I’ve been critical of the ambiguity and accuracy of the Catholic Encyclopedia on usury (Question 41) because it omits entirely – perhaps its authors were simply ignorant of the requisite documents – the Magisterial distinction (also found in Aquinas) between full recourse and non recourse contracts (Question 31 and Question 36); the article also claims that Vix Pervenit “formally condemns” institutional credit in the Church tied to Church property – which in fact it does not, since the encyclical doesn’t discuss mortgages on Church property at all – suggesting that the Church approves of interest on “loans” (as an ambiguous term) “in practice”.
If the Catholic Encyclopedia has the facts right about the Mountains of Piety North Carolina pawn shop though then it is not clear that they made mutuum loans at all. The Mountains operated like modern day pawn shops, taking in existing property as security and making non recourse loans against the property:
The amount of a given loan was equal to two-thirds the value of the object pawned, which, if not redeemed within the stipulated time, was sold at public auction, and if the price obtained for it was greater than the loan with the interest, the surplus was made over to the owner.
Of course as explained in Question 11 of this document, just because a contract does not, in Benedict XIV’s words, “fall under the precise rubric of usury” does not mean it is not exploitative and wrong. I don’t know what loan-to-value ratios they maintained or if they would always assert deficiency judgments against borrowers, but keep in mind that just because a contract is not technically usury does not mean it is not exploitative and wrong. It is important to understand usury correctly; but too much focus on usury specifically could easily become a distraction from other real injustices.
Profit for the lender from a mutuum loan is never morally licit: the borrower has in a literal sense become the owner of what has been lent, because he may do with it as he wills and any risk of loss is his
And that is always something important to acknowledge: that even when a given contract does not “fall under the precise rubric of usury” (Vix Pervenit), “whatever is received over and above what is fair is a real injustice.” (Ibid)[O]ur Lord, according to Luke the evangelist, has bound us by a clear command that we ought not to expect any addition to the capital sum when we grant a [mutuum] loan. For, that is the real meaning of usury: when, from its use, a thing which produces nothing is applied to the acquiring of gain and profit without any work, any expense or any risk.
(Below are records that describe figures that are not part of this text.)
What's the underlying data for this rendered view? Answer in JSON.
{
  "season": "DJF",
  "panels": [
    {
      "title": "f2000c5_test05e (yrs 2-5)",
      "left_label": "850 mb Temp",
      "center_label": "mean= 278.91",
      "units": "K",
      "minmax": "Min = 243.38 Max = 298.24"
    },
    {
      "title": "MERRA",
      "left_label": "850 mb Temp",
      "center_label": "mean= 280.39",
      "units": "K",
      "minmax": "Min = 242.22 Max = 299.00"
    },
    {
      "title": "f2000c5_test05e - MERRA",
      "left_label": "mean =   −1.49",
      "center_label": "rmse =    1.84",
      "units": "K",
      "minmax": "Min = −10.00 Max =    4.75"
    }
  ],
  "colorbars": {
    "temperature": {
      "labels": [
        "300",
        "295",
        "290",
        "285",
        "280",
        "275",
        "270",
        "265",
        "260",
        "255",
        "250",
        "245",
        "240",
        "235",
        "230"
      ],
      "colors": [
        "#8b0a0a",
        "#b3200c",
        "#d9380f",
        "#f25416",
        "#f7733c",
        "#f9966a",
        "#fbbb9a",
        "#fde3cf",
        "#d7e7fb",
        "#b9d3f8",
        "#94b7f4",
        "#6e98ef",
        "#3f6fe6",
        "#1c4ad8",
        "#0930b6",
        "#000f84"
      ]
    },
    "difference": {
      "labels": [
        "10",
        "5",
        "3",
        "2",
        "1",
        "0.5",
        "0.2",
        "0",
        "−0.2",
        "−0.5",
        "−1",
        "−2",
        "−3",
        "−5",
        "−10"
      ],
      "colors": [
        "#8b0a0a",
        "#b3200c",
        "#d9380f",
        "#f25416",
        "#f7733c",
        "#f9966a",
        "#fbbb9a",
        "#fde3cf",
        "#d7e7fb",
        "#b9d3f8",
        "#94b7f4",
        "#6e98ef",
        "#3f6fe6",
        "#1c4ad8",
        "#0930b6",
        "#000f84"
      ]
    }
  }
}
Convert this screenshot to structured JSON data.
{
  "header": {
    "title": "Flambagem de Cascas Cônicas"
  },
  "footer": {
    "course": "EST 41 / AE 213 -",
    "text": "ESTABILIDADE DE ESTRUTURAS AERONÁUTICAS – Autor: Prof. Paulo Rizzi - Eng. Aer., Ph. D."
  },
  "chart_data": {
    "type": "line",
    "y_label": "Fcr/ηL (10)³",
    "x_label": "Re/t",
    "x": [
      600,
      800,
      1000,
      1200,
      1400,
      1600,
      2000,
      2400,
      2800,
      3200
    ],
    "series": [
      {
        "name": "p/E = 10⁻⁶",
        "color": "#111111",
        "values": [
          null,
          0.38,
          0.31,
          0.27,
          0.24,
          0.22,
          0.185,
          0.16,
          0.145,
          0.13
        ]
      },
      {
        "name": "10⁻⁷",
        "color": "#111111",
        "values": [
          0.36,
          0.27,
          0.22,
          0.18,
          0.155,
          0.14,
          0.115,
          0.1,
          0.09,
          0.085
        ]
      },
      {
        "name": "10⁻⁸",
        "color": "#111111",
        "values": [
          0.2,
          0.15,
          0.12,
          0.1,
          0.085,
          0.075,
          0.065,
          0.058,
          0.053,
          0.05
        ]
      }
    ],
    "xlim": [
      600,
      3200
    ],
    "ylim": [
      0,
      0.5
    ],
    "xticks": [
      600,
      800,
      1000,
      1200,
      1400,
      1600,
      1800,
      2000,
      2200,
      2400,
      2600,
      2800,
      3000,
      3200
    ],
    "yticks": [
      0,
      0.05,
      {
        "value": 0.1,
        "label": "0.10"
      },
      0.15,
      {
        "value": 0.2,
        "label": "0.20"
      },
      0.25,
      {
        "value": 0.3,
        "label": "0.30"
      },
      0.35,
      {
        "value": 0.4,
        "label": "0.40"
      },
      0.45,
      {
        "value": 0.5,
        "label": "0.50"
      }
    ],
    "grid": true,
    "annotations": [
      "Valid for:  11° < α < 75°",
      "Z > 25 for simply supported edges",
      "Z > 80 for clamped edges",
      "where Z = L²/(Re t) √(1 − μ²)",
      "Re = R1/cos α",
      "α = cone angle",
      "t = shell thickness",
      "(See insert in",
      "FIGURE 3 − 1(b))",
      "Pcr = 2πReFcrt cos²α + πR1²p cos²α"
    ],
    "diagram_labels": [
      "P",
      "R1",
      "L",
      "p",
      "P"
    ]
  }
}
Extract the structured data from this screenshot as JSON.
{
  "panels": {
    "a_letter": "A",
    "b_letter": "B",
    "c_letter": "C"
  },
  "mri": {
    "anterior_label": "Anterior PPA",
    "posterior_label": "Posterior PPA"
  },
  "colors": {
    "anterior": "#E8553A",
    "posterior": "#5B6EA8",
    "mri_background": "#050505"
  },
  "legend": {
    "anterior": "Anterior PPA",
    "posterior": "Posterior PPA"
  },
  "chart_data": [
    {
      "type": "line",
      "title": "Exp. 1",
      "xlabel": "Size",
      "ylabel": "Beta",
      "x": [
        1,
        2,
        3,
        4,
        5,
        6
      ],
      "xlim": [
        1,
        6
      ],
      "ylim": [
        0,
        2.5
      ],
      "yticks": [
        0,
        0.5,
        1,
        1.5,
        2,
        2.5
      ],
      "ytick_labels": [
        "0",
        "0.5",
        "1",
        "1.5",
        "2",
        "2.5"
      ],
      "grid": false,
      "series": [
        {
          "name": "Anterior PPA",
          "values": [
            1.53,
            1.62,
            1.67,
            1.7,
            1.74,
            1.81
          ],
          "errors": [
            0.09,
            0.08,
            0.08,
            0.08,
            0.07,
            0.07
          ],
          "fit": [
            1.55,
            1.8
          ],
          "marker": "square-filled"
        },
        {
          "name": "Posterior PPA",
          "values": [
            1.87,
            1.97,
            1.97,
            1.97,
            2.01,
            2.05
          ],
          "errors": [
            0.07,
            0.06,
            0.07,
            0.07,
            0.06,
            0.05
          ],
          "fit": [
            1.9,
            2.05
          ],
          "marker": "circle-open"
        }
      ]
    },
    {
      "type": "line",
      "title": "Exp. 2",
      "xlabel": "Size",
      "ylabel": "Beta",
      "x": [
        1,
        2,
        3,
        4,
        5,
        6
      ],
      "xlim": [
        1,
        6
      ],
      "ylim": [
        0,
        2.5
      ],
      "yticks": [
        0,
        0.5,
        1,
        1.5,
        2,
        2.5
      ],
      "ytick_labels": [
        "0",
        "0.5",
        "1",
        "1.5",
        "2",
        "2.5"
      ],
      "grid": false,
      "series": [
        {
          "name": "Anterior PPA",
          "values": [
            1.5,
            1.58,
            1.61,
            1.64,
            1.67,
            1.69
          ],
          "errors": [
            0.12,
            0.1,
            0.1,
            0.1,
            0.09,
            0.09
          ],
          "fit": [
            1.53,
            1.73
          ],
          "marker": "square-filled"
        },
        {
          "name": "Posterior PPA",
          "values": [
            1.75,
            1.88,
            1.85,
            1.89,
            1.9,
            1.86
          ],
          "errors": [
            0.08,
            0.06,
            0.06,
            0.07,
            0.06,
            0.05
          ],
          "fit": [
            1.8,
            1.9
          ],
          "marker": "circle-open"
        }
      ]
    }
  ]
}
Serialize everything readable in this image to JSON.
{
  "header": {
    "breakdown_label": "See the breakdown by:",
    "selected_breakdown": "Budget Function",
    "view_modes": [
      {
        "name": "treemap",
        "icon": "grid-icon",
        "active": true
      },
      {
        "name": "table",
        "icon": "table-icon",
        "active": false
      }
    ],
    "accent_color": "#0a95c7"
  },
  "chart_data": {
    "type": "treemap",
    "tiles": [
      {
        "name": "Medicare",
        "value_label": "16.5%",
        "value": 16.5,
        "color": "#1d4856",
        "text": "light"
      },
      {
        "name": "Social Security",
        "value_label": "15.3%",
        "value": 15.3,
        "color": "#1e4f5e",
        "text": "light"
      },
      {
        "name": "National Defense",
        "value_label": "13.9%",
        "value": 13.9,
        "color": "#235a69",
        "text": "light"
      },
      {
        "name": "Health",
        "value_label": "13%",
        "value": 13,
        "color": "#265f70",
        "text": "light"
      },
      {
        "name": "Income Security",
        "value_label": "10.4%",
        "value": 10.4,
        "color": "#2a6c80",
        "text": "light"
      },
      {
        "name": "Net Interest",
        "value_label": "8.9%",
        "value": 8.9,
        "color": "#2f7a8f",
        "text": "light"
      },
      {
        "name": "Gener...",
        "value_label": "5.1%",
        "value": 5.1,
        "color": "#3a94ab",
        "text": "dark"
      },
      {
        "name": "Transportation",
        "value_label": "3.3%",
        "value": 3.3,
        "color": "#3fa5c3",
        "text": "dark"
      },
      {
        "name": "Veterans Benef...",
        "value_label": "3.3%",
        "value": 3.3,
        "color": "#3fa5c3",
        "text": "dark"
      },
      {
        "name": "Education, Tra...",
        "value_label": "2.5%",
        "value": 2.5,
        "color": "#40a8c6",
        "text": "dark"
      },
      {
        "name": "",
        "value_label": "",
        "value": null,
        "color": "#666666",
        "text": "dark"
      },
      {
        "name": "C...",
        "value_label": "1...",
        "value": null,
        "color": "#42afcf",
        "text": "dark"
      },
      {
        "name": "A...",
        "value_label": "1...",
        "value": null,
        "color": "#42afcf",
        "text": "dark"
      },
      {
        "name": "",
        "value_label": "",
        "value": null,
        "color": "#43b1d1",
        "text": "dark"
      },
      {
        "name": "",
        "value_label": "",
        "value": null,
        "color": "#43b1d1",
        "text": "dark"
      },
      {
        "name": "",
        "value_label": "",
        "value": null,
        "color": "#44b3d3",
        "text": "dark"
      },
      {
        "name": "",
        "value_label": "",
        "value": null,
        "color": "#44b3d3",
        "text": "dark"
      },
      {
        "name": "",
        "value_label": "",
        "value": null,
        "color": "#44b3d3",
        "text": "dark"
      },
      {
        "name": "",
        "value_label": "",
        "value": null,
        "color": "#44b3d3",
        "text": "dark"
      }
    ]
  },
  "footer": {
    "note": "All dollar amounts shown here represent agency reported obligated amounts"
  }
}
This is perfectly consistent with usury as understood throughout this FAQ, in the other Magisterial statements cited (in fact the same council has already been cited in discussing the Mountains of Piety in Question 47), and in Aquinas’ writing on the subject. In particular a mutuum loan, as Aquinas observes also, is a kind of contract in which the normal risk associated with ownership is born by the borrower.
Probably the second thing to note, following the direct repudiation of making a profit in this declaration, is that it isn’t clear that the “loans” made by the Mountains were mutuum loans at all
Other kinds of contracts – contracts which are not mutuum loans, that is, which are non recourse contracts – may produce licit profits, even at a fixed rate of return, bounded by the pool of property in which the contract is a claim (see Question 31); as affirmed in a number of Magisterial statements cited throughout this FAQ. But those profits always come in association with the risks inherent in claims against property, without personal guarantees. If the property is lost to natural disaster, etc, and there is no pooling of designated property as insurance, etc, then the investment is lost: no other person is carrying the risk, so profit can be licit under the Fifth Lateran Council definition. The Fifth Lateran Council definition is not in conflict with Vix Pervenit and the other Magisterial documents cited here affirming the licitness of profit on legitimate non recourse investments.